Мы оба были подавлены. Наши старые школьные друзья пали на поле боя, я знаю, что Раффлс завидовал им: он с такой тоской говорил о подобном конце. Чтобы поднять ему настроение, я предложил обчистить одну из многих более или менее королевских резиденций где-нибудь неподалеку. Что нам было нужно, так это крутая кража со взломом, но я и беспокоить вас не буду его ответом. В ту зиму в Англии вообще было меньше краж, чем за последние годы, а Раффлс и вовсе ни одной не совершил. И еще находились люди, которые осуждали войну!
Так мы с Раффлсом, угрюмым и мрачным, прожили несколько дней, однако одним прекрасным утром идея Добровольческой армии вселила в нас новые надежды. Она сразу показалась мне превосходной, хотя я и смотрел на нее немного иначе, чем другие. Я не был аристократом, и английские джентльмены вряд ли приняли бы меня в свою компанию. Раффлс (который на стадионе «Лордз» даже играл за них) был еще более безнадежным случаем в этом отношении. Он все утро со мной не разговаривал, а днем ушел гулять в одиночестве. Когда он вернулся, это был совсем другой человек, радостно размахивавший небольшим флаконом, завернутым в белую бумагу.
— Кролик, — сказал он, — я не пил ни капли; это единственный недостаток, которого у меня никогда не было. Все эти годы я искал такое средство, Кролик, и вот оно — панацея, мой эликсир, волшебное зелье!
Я думал, что он попробовал его по дороге, и спросил, как оно называется.
— Взгляни сам, Кролик!
Черт меня побери, если это был не флакон женской краски для волос, гарантировавший окраску волос любого цвета в некогда модный желтый цвет после определенного количества применений!
— Что ты собираешься с этим делать? — удивился я.
— Перекраситься ради моей страны. — Он был в восторге. — Dulce et decorum est…[3]

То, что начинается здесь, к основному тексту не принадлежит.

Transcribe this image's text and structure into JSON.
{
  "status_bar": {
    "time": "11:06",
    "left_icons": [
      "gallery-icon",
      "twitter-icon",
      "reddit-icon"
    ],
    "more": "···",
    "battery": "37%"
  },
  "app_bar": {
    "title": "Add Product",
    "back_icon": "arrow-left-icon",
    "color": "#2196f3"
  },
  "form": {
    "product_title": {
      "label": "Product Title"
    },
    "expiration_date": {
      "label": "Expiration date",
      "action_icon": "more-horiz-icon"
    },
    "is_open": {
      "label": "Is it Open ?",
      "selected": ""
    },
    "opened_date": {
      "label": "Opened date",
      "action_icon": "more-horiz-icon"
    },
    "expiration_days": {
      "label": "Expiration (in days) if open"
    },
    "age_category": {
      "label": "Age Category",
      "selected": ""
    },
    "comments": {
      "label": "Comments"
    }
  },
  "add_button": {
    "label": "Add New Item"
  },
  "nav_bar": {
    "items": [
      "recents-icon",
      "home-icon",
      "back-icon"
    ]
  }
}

— Ты хочешь сказать, что собираешься на фронт?
— А как же иначе?
Я взглянул на него: он стоял, освещенный светом камина, энергичный, подтянутый, худощавый, но сильный, хохочущий, раскрасневшийся после зимней прогулки; и когда я смотрел на него, мне вдруг показалось, что груз прожитых лет на моих глазах спал с его плеч. Я увидел его одиннадцатилетним в школе, старостой. Я увидел, как он в такой же день, как этот, обегает с грязным мячом в руках нашу команду из пятнадцати человек, как овчарка вокруг стада овец. У него на голове фуражка, и если бы не седые волосы… но тут все закрыла внезапная мгла. Его решение вызвало у меня не печаль, нет, я ведь не собирался отпускать его одного. Это было восхищение, восторг, любовь и даже, я думаю, какое-то внезапное сожаление, что он не всегда проявлял себя так, как сейчас. В этом было какое-то раскаяние. Ну и достаточно об этом.